Cave’s injury adds more than a few question marks to the offensive line. But Mike Golic’s ability to slide in and keep the Irish attack moving shows just how successful Warinner’s troops have been.

“There’s a trajectory you want to be on,” Kelly said. “When you go on the road you want to play the kind of football that allows you to win consistently. That is closing games out.”

Let’s hear it for the boys.

There’s no denying it. It was an ugly victory. But sometimes, that’s just what the doctor ordered. With Manti Te’o hobbled for most of the game and the Irish offense far from hitting on all cylinders, Notre Dame bullied their way to a November victory, something that just didn’t happen under Charlie Weis.

“We’ve got a lot of guys banged up,” Kelly said.
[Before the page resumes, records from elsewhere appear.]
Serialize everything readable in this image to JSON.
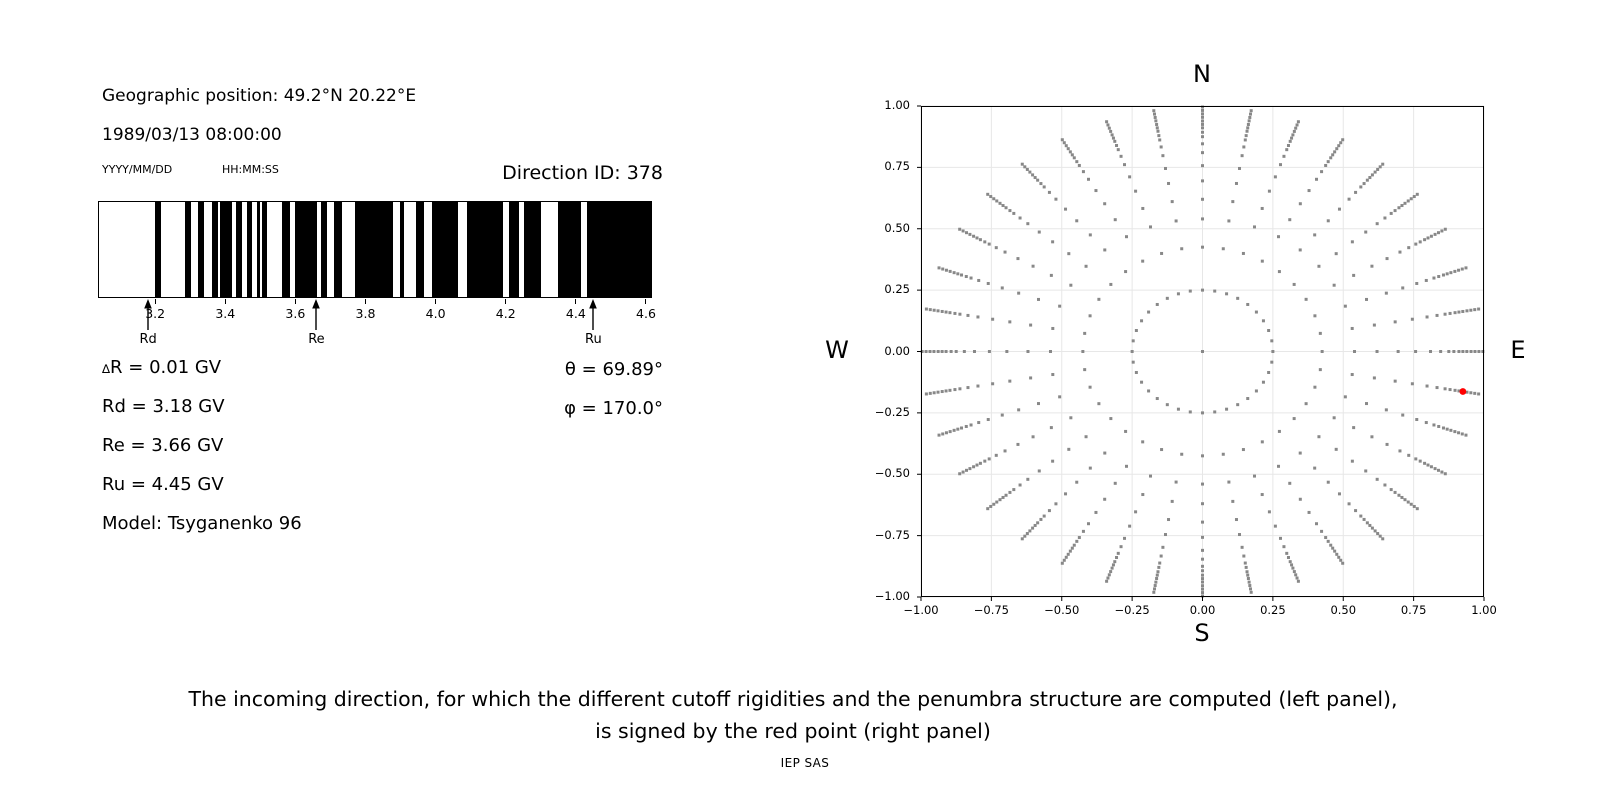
{
  "left_panel": {
    "geo_position": "Geographic position: 49.2°N 20.22°E",
    "datetime": "1989/03/13 08:00:00",
    "date_format_label": "YYYY/MM/DD",
    "time_format_label": "HH:MM:SS",
    "direction_id": "Direction ID: 378",
    "params_left": [
      "∆R = 0.01 GV",
      "Rd = 3.18 GV",
      "Re = 3.66 GV",
      "Ru = 4.45 GV",
      "Model: Tsyganenko 96"
    ],
    "params_right": [
      "θ = 69.89°",
      "φ = 170.0°"
    ]
  },
  "caption": {
    "line1": "The incoming direction, for which the different cutoff rigidities and the penumbra structure are computed (left panel),",
    "line2": "is signed by the red point (right panel)",
    "credit": "IEP SAS"
  },
  "chart_data": [
    {
      "type": "bar",
      "name": "penumbra-structure",
      "x_range": [
        3.037,
        4.62
      ],
      "x_ticks": [
        3.2,
        3.4,
        3.6,
        3.8,
        4.0,
        4.2,
        4.4,
        4.6
      ],
      "x_tick_labels": [
        "3.2",
        "3.4",
        "3.6",
        "3.8",
        "4.0",
        "4.2",
        "4.4",
        "4.6"
      ],
      "band_color": "#000000",
      "allowed_bands_gv": [
        [
          3.197,
          3.214
        ],
        [
          3.284,
          3.3
        ],
        [
          3.322,
          3.338
        ],
        [
          3.362,
          3.377
        ],
        [
          3.384,
          3.417
        ],
        [
          3.431,
          3.447
        ],
        [
          3.46,
          3.476
        ],
        [
          3.491,
          3.498
        ],
        [
          3.504,
          3.518
        ],
        [
          3.563,
          3.586
        ],
        [
          3.6,
          3.662
        ],
        [
          3.673,
          3.69
        ],
        [
          3.71,
          3.733
        ],
        [
          3.771,
          3.881
        ],
        [
          3.9,
          3.911
        ],
        [
          3.946,
          3.969
        ],
        [
          3.991,
          4.067
        ],
        [
          4.093,
          4.195
        ],
        [
          4.212,
          4.241
        ],
        [
          4.257,
          4.305
        ],
        [
          4.352,
          4.419
        ],
        [
          4.436,
          4.62
        ]
      ],
      "markers": [
        {
          "label": "Rd",
          "value_gv": 3.18
        },
        {
          "label": "Re",
          "value_gv": 3.66
        },
        {
          "label": "Ru",
          "value_gv": 4.45
        }
      ]
    },
    {
      "type": "scatter",
      "name": "incoming-directions",
      "x_range": [
        -1.0,
        1.0
      ],
      "y_range": [
        -1.0,
        1.0
      ],
      "tick_values": [
        -1.0,
        -0.75,
        -0.5,
        -0.25,
        0.0,
        0.25,
        0.5,
        0.75,
        1.0
      ],
      "tick_labels": [
        "−1.00",
        "−0.75",
        "−0.50",
        "−0.25",
        "0.00",
        "0.25",
        "0.50",
        "0.75",
        "1.00"
      ],
      "grid": true,
      "grid_color": "#e7e7e7",
      "compass_labels": {
        "top": "N",
        "bottom": "S",
        "left": "W",
        "right": "E"
      },
      "azimuth_step_deg": 10,
      "ring_radii": [
        0,
        0.25,
        0.425,
        0.54,
        0.62,
        0.695,
        0.757,
        0.81,
        0.846,
        0.875,
        0.893,
        0.911,
        0.925,
        0.939,
        0.954,
        0.968,
        0.982,
        0.996
      ],
      "dot_color": "#888888",
      "selected_point": {
        "x": 0.925,
        "y": -0.163,
        "theta_deg": 69.89,
        "phi_deg": 170.0,
        "color": "#ff0000"
      }
    }
  ]
}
Listen, it’s November, there’s gonna be some guys that come to practice Tuestday not full speed. These guys are tough, they’re gritty and they’ll answer the bell.”

Kelly was even combative when challenged about his offense’s modest output.
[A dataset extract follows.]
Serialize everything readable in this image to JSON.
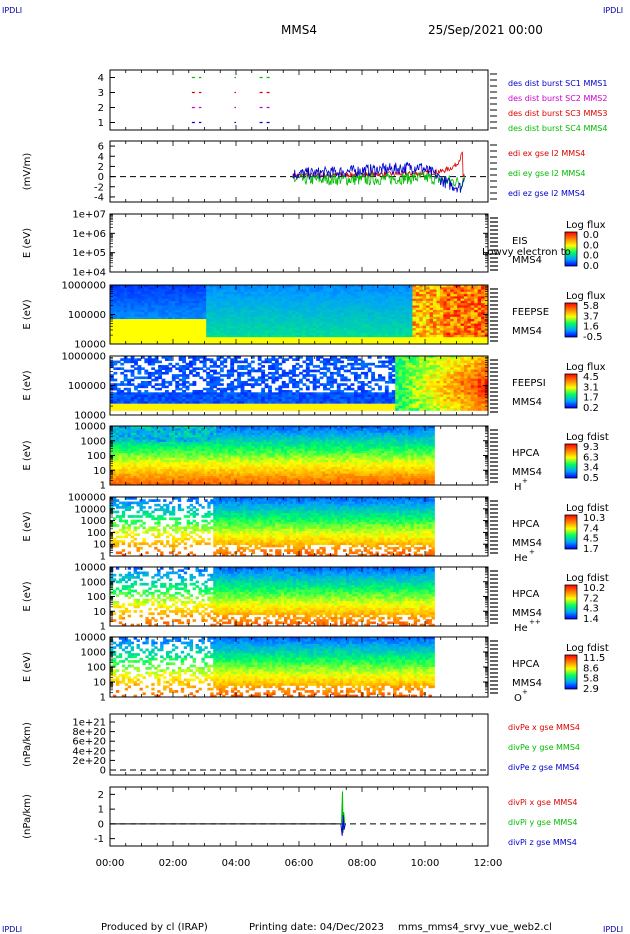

“Is there a negative to everything? We just won a football game on the road,” Kelly said to a inquisitive reporter. “Really, what kind of question is that? Really, what do you want me to say? What’s the answer. We won 24-17 against a good football team and you want to know what’s wrong with the passing game. You know what’s wrong with it? The coach doesn’t call good plays. How’s that? There’s nothing wrong with it. We’re fine. We just won a good game.”

The Irish won not because of stars like Te’o or Michael Floyd (who did have a nice touchdown catch), but because of underclassmen like Stephon Tuitt and linebacker Danny Fox, who filled in admirably at Mike linebacker. With the Irish down at halftime, the coaching staff made some shrewd adjustments that flipped the game with a 14-0 third quarter, enough for Notre Dame to hang on.

After impressing gambling aficionados and computer polls with their impressive statistical outputs all season, the Irish took a step backwards in the stat ledger while moving a big step forward in the win column. It’s a trade Kelly and the Irish will take every week.